Позднее Стаев несколько раз вспоминал сцену в изоляторе. Вожатый Антон Шайгин с самого начала вызвал у капитана отторжение или даже отвращение. А все из-за галстука. Да, в последнее время среди молодежи пошла мода: ребята доставали где-то школьные пиджаки, делали из них жилетки, накалывали на них советские значки, девчонки наряжались на выпускной в фартуки, накручивали пышные банты. Ненависть к атрибутам рухнувшей империи схлынула, и теперь они воспринимались подростками двухтысячных, никогда не жившими в Союзе, как занятная архаика. Почти средневековье.

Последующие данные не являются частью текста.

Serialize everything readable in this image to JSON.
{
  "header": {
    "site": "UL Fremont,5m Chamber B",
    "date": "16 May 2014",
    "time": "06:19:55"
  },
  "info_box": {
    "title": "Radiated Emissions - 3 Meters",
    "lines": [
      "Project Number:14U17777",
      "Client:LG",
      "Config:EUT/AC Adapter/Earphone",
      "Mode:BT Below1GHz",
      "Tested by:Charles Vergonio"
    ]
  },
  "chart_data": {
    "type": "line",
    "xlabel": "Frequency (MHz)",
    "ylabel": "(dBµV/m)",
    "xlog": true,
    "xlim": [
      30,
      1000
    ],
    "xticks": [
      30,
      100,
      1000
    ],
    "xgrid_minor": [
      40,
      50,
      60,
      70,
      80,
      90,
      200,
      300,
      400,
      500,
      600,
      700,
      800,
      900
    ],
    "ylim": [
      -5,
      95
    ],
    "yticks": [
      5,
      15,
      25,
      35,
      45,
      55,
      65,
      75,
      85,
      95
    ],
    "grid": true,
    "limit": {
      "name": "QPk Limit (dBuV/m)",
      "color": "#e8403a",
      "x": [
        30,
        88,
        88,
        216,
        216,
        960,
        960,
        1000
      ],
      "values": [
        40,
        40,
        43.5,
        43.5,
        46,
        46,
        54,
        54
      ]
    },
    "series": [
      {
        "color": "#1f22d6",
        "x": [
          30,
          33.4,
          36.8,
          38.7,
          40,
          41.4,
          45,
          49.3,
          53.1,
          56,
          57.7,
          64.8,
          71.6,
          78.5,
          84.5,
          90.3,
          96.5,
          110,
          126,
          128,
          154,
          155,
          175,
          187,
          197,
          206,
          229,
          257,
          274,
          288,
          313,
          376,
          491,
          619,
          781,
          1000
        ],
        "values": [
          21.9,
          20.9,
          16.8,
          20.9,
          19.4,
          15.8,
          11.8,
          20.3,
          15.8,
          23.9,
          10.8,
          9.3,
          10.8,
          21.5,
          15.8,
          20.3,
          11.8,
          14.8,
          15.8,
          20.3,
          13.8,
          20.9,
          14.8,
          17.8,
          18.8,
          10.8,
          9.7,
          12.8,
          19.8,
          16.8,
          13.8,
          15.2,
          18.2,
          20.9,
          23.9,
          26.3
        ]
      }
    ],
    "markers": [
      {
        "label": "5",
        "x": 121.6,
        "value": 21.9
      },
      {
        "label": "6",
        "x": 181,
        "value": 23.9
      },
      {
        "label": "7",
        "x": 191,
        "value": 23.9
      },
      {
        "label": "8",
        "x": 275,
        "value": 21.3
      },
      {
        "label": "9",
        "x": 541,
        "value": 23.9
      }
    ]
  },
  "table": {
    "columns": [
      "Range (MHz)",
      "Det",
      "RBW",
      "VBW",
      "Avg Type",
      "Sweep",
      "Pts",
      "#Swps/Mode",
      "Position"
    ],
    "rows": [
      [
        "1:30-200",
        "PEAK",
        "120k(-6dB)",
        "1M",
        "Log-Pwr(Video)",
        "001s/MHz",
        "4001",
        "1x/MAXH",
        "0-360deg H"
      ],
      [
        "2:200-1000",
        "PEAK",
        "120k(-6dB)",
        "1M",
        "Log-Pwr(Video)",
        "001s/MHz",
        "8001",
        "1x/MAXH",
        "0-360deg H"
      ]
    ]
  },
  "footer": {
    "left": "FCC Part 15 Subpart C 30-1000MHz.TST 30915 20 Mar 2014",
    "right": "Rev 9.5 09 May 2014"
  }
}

Стаев относился к такой моде равнодушно, но при виде галстука на шее вожатого почему-то взбеленился. Парень был явно старше нынешних школьников и поэтому выглядел не просто глумливым шутом, а гораздо хуже. Правильное слово не приходило. Его и не было. Слишком нелепо смотрелся на этом длинноволосом босом парне галстук вкупе с джинсами – этакий гибрид американского хиппи и великовозрастного советского пионера восьмидесятых годов. Картина складывалась поистине сюрреалистическая, неприятная, поэтому следователь зашел в изолятор с твердым намерением для начала сорвать с шеи вожатого галстук. Но как только он переступил порог комнаты, все поменялось.
От неожиданности Стаев замер, потому что перед ним сидел самый настоящий пионервожатый. Несмотря на грязную одежду, отсутствие обуви, растрепанные волосы, странную позу, все в этом человеке – от черт лица до красного галстука – выглядело до того идеально пригнанным друг к другу, что создавалось впечатление, будто именно так выглядели бы лидеры пионерии, доживи Союз до наших дней. Снова вспомнились Мальчиш, Данко, Орленок – то ли виденные, то ли пригрезившиеся недавно.
Пережив первый шок, Стаев прошел через комнату и сел за столик. Он еще минуты две изучал вожатого, собрался было заговорить, но тут его ожидало новое потрясение. Он заметил разбросанные по столу листы, на которых было накалякано что-то непонятное. Следователь только глянул рисунки и вдруг вскочил, отбросив стул. С искаженным яростью лицом капитан бросился к вожатому, схватил его пятерней за горло, стиснул, но тотчас разжал пальцы, словно обжегшись. Да, именно таким было ощущение. Словно сунул руку в тлеющие угли.
Даже через двадцать минут после посещения изолятора Стаев то и дело вытирал ладони и мусолил между подушечками пальцев воздух. До сих пор ощущалась гладкость шелка и легкое жжение в ладони, какое бывает после прикосновения к горячему чайнику. И вот что странно: хотелось избавиться от этого жжения, но в то же время испытать его снова.
– Клоун чертов! – выругался следователь.
4
Стаев еще долго сидел за директорским столом, приходя в себя. Наконец он встал, подошел к окну, где бушевал тусклый июльский день. Поодаль около скамейки стояли Иван Павлович и майор Ким. Директор говорил, указывая большим пальцем за спину, а майор качал головой. Потом Ким хлопнул Ивана Павловича по плечу и пошел к главной аллее. Директор направился к административному корпусу.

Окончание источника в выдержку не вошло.